On mesure la gouffre probablement infranchissable qui sépare, dans une sonate de Rachmaninov comme dans la première Mephisto-Waltz, Matsuev de Berezovsky : un gouffre fait de classe, d'oreille, de sens du legato, d'intuition de la continuité. En clair, la différence entre un bon élève bien formé et un vrai virtuose. Mais ce qui est plus inquiétant pour Matsuev, c'est que dans l'ordre de la virtuosité primaire ou primale, il échoue aussi totalement, ici, à montrer quelque chose qui recélerait de plus grandes promesses. Buniatishvili aussi joue la Mephisto comme un ouragan, unitaire, pas forcément très subtile, sans aucun souci de classicisme, de réduction à l'essentiel de ligne : mais elle, avec une puissance et une facilité égales et sans doute supérieures à Matsuev, fait au moins entendre une ligne harmonique... et donc ce qu'elle pourrait faire de ce don par ailleurs. Ici, le potentiel des mains ne projette pas d'image de ce qu'il pourrait permettre, peut-être parce que l'oreille ne semble pas vraiment être derrière ce potentiel. Pourrait-il tourner alors autrement qu'à vide ? Du Volodos, sans le sentimentalisme, ou alors du Kissin, mais avec un beau piano, voilà ce que j'entends.

Comparativement donc, la première partie laissait un peu d'espoir, et rétrospectivement cela reste vrai. Au moins pour Schubert, l'Appassionnata ne laissant pas une impression mémorable malgré la beauté du piano (bien trop opulente, hélas) dans les variations. Variations qui, à l'exemple des Etudes Symphoniques il y a deux ans, traduisent cependant une limite dure, résistante à la bonne volonté de Matsuev dans ce répertoire. Ce n'est pas tant la forme comme forme qui parait échapper à ce pianiste (qui a dit qu'il était idiot ?) que le contrôle de la durée, de son rapport au temps. En exposant le thème des variations, Matsuev parait avoir passablement peur, se retient d'accélérer, joue trop fort alors même que rien n'est plus facile pour lui de jouer un pianissimo de grande densité. La concentration manque dès le départ, et il est alors évident qu'elle ne pourra pas être maintenu à partir de cette absence initiale : comme si, à défaut de disposer d'un filet de notes par milliers pour passer le temps, Matsuev appréhendait comme un funambule sans visibilité la traversée à venir. Harmoniquement traversés mais mal construits, les mouvements extrêmes ne convainquent guère davantage, mais au moins le I a-t-il quelque chose, une ressemblance, un air de famille avec un Beethoven de grand style, ce qui n'est pas vraiment le cas du finale, à l'image de celui de la 2e de Rachmaninov, toujous plus vite, toujours plus fort, jusqu'à une coda assez absurde - mais celle de Rachmaninov était encore plus absurde, en ce sens qu'elle aurait indifféremment pu arriver une page plus tôt ou plus tard.
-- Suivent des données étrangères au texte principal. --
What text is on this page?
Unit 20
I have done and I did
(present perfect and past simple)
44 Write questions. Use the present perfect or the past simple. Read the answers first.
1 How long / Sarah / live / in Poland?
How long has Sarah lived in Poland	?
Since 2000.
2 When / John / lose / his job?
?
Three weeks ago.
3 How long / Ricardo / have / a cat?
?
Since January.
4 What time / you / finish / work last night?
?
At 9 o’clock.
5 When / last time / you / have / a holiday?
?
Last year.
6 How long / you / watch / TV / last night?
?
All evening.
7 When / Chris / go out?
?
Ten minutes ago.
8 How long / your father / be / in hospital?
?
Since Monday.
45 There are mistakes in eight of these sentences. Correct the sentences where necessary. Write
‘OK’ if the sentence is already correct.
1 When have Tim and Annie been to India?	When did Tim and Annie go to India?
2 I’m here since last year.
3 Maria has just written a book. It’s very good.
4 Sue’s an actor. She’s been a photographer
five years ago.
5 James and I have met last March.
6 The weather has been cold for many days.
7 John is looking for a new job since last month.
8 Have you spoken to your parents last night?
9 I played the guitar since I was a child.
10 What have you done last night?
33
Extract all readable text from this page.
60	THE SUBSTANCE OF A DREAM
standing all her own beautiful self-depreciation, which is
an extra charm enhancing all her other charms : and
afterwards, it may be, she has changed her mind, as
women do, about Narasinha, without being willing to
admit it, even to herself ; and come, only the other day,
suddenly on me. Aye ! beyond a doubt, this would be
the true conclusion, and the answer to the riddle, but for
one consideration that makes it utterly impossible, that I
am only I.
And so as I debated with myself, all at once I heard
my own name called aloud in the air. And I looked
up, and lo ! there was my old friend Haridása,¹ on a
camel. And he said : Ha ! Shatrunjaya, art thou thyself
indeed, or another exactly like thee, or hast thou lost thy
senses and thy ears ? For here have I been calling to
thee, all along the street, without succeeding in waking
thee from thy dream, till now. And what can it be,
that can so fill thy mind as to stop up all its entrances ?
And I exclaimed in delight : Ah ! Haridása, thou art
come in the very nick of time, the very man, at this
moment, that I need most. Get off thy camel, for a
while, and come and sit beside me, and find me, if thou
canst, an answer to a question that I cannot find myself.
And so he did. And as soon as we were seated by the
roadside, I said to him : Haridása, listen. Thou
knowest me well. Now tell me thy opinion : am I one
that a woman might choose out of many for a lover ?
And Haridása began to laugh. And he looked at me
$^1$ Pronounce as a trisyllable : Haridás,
Le Schubert est plus intéressant, au moins pianistiquement. Dans la forme, le premier mouvement dénote autant que le reste le manque d'habileté (je ne parlerais donc pas d'incapacité, plutôt de maladresse latente et permanente) de Matsuev face aux logiques discursives. Mais au moins écoute-t-on les thèmes pour ce qu'ils sont, et différencie-t-on l'écoute des uns et des autres, dans la mesure où leur caractérisation pianistique diffère. Pas de diachronie, mais au moins un début de dissociation, de présentation d'un matériau dont on peut... imaginer l'usage constructif. Celui-ci serait mis en œuvre, sans doute, si Matsuev ne montrait pas une difficulté chronique à user des nombreux silences de la partition (à commencer par ceux précédent la reprise, non observée comme toutes celles du programme, et ceux précédent la coda). 
La suite constitue le quart d'heure le plus plaisant du récital, et montre un jeu tendant presque continuellement vers son meilleur jour. La densité pourtant toute en retenue du piano sur le thème majeur du premier mouvement trouve un emploi permanent dans le II, et montre le Matsuev capable des plus grandes richesses sans hausser le ton - et quels trilles ! Le finale est lui tout à fait remarquable, joué d'un bloc dans la plus pure tradition soviétique qui a institué cette sonate comme cheval de bataille officiel, avec un sens consommé de la respiration harmonique globalisée. Cette fois le thème majeur est joué de façon franchement admirable, sans aucune intentions décelables, avec beaucoup de simplicité et de distinction, sans ralentir, presque sans accélérer. Les appoggiatures de main gauche grondent avec la précision et la présence de timbales, mais sans que cela ne paraisse du tout ostentatoire, pour une fois, car tous les éléments sont ici subsumés au mouvement harmonique. Quel dommage que les quatre derniers accords (voire le dialogue d'octaves les précédant) rompent soudaine avec cette classe générale. Du Matsuev tout craché en somme. S'il pouvait jouer un programme entier comme ses II et III de la 784, ma foi... au moins saurait-on où il va.